A multi-mechanical nonlinear fibre beam-column model for corroded columns

Purpose – A new modelling technique is developed to model the nonlinear behaviour of corrosion damaged reinforced concrete (RC) bridge piers subject to cyclic loading. The model employs a nonlinear beam-column element with multi-mechanical fibre sections using OpenSees. The nonlinear uniaxial material models used in the fibre sections account for the effect of corrosion damage on vertical reinforcing, cracked cover concrete due to corrosion of vertical bars and damaged confined concrete due to corrosion of horizontal tie reinforcement. An advance material model is used to simulate the nonlinear behaviour of the vertical reinforcing bars that accounts for combined impact of inelastic buckling and low-cycle fatigue degradation. The basic uncorroded model is verified by comparison of the computation and observed response of RC columns with uncorroded reinforcement. This model is used in an exploration study of recently tested RC components to investigate the impact of different corrosion models on the inelastic response of corrosion damaged RC columns.

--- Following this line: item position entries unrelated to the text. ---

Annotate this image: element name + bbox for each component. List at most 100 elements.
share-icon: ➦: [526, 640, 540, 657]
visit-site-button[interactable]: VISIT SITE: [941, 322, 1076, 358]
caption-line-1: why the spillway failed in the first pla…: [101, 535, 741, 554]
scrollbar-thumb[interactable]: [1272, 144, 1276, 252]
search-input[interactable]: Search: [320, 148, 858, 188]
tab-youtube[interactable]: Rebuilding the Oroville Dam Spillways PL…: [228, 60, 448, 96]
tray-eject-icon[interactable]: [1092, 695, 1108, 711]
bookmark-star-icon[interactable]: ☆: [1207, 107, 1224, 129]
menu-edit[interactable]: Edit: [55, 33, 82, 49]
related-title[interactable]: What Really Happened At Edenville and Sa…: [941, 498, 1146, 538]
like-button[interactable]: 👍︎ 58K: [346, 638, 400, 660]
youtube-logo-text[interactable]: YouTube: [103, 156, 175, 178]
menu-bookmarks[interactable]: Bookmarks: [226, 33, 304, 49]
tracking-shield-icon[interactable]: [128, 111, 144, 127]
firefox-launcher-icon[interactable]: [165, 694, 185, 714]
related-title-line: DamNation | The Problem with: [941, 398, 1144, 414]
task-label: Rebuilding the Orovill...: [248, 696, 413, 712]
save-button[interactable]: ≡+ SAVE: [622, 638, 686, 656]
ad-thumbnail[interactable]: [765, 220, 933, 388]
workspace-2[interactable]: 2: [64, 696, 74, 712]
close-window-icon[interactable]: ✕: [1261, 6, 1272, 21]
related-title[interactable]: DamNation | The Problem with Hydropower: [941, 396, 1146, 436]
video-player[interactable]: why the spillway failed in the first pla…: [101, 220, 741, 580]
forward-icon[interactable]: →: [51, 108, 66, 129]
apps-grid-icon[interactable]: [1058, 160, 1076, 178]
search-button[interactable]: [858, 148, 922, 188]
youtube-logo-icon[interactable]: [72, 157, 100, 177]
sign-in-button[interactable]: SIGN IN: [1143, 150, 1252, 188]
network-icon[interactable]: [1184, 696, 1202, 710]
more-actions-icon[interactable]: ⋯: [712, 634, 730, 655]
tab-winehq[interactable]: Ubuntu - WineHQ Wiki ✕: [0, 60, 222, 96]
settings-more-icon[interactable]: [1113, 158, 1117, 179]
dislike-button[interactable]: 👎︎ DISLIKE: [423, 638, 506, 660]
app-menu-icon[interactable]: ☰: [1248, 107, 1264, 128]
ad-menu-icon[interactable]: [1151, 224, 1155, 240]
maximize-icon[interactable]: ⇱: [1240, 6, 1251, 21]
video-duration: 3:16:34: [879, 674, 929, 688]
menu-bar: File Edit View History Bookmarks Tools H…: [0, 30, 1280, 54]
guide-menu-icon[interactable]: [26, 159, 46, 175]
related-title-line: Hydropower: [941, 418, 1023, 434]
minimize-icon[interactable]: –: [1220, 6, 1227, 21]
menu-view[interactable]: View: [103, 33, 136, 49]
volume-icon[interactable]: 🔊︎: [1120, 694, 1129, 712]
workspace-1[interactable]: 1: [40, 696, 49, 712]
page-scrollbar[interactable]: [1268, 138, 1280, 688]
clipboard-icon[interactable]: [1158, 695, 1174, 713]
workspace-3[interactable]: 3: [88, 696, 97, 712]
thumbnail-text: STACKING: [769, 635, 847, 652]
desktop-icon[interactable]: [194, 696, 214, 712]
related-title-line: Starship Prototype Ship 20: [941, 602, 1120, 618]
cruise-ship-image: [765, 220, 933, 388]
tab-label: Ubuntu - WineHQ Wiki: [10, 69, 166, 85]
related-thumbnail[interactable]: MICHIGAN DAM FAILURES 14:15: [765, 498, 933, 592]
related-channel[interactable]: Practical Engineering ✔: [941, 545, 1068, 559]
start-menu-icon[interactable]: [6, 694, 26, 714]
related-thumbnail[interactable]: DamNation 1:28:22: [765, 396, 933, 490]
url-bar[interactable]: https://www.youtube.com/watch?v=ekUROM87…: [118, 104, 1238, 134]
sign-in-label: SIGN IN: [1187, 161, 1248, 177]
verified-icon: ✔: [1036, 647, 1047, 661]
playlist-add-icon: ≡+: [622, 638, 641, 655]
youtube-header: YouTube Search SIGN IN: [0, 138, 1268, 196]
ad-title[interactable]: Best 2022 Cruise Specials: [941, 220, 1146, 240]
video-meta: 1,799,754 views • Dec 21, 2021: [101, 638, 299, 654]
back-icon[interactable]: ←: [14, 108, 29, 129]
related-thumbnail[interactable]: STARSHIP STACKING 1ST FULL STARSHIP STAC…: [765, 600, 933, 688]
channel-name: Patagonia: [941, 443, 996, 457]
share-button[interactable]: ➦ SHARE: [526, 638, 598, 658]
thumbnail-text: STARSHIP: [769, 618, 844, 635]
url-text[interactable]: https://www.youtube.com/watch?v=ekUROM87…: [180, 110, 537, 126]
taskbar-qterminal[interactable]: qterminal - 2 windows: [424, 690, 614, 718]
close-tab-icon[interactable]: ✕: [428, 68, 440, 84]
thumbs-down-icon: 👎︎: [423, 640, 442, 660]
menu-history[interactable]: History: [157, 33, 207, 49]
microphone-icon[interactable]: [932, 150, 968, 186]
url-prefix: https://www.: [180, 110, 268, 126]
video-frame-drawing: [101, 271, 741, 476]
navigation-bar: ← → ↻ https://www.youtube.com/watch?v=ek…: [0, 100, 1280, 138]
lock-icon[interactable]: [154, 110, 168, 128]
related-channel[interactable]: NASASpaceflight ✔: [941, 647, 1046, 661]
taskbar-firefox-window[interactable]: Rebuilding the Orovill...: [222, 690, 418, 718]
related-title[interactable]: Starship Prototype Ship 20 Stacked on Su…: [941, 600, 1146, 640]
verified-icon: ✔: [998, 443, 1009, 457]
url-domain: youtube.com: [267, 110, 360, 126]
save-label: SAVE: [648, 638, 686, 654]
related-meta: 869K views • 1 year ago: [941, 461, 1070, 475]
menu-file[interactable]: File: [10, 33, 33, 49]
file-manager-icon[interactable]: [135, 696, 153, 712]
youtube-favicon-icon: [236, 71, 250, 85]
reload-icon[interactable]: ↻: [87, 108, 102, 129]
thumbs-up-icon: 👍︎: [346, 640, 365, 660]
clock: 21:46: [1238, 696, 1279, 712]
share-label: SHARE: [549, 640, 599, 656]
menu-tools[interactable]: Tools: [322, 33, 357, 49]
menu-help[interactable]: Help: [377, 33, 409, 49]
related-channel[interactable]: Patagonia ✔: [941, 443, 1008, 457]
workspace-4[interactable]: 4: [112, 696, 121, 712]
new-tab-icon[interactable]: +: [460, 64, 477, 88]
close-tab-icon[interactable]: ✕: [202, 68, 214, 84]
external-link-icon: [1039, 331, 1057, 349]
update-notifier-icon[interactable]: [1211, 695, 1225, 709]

The paper aims to discuss these issues. Design/methodology/approach – A series of pushover and cyclic analyses on a hypothetical corroded RC columns are conducted. The impact of corrosion on reinforcing steel and concrete is modelled. The influence of cyclic degradation due to low-cycle fatigue is also modelled. Findings – Corrosion has a more significant impact on ductility loss of RC columns than the strength loss plastic moment capacity It was found that the flexural failure is initiated by buckling of vertical bars and crushing of core concrete which then followed by fracture of bars in tension. The analyses results showed that for seismic performance and evaluation of existing corroded bridges monotonic pushover analysis is insufficient. The cyclic degradation due to low-cycle fatigue has a significant influence on the response of corroded RC columns. Originality/value – The finite element developed in this paper is the most comprehensive model to date that is able to capture the onlinear behaviour of corroded RC columns under cyclic loading up to complete collapse.